Cette enquête est réalisée à la demande de l’Arcep, de l’Arcom, du CGE et de l’ANCT.
Thématiques abordées :
Intelligence artificielle : usages privés et professionnels.
Modes de connexion de la population.
Réseaux sociaux : pratiques, exposition à des contenus problématiques, connaissance des CGU et des dispositifs de signalement.
Pratiques numériques environnementales : réparation des objets, connaissance du bonus réparation.
Équipements et usages : smartphones, messagerie instantanée, achats en ligne, e-administration, recherche d’emploi, jeux en ligne.
Inclusion numérique : enjeux généraux et appliqués aux démarches administratives en ligne.
Enseignement majeur : Adoption rapide de l’IA générative : 48 % des Français déclarent l’utiliser, une diffusion plus rapide que toute autre innovation numérique en 25 ans d’existence du baromètre.
La pratique de l'IA est d'abord une pratique personnelle (42% de la population). Elle est néanmoins encouragée par la sphère professionnelle et est parfois intégrée à des plateformes utilisées. Les usages se concentre vers une poignée d'IA génératives (dont ChatGPT arrive en tête, suivie de Gemini) et vers la recherche d'informations (73%). L'adoption de l'IA générative, bien que prompte, demeure socialement marquée : les publics technophiles habituels (les jeunes, les diplômés du supérieur et les cadres) en sont les plus utilisateurs, ceux plus âgés et moins diplômés restant en retrait.
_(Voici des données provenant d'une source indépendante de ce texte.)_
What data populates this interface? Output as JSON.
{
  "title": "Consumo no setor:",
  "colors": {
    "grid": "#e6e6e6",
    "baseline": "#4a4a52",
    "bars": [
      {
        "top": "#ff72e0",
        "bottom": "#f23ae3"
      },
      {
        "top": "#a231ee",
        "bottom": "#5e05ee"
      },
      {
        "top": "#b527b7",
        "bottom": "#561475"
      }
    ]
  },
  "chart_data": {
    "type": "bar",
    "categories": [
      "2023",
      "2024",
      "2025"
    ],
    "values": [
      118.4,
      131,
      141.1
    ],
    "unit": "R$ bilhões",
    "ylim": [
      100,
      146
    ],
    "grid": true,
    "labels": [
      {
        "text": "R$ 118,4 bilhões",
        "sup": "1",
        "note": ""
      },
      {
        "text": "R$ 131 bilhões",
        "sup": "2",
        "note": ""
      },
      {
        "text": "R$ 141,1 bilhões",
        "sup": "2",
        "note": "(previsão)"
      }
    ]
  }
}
Les personnes n'utilisant pas l'IA générative évoquent avant tout un manque de compétences, des habitudes d’usage bien ancrées autour des moteurs de recherche. Une attitude précautionneuse et des inquiétudes sociétales et environnementales sur les conséquences de l'Ia générative prévalent en outre plus généralement dans l'ensemble de la population. Un deuxième enseignement de cette édition est la poursuite de la fréquentation massive des réseaux sociaux et plateformes vidéo. Près de la moitié des internautes les consultent quotidiennement. Cette intensité d’usage s’accompagne d’une exposition élevée à des contenus problématiques, qu’il s’agisse de fausses informations, de contenus violents ou haineux : 64% des utilisateurs déclarent y être souvent ou temps en temps confrontés. Et cette proposition atteint 92% des 18-24 ans.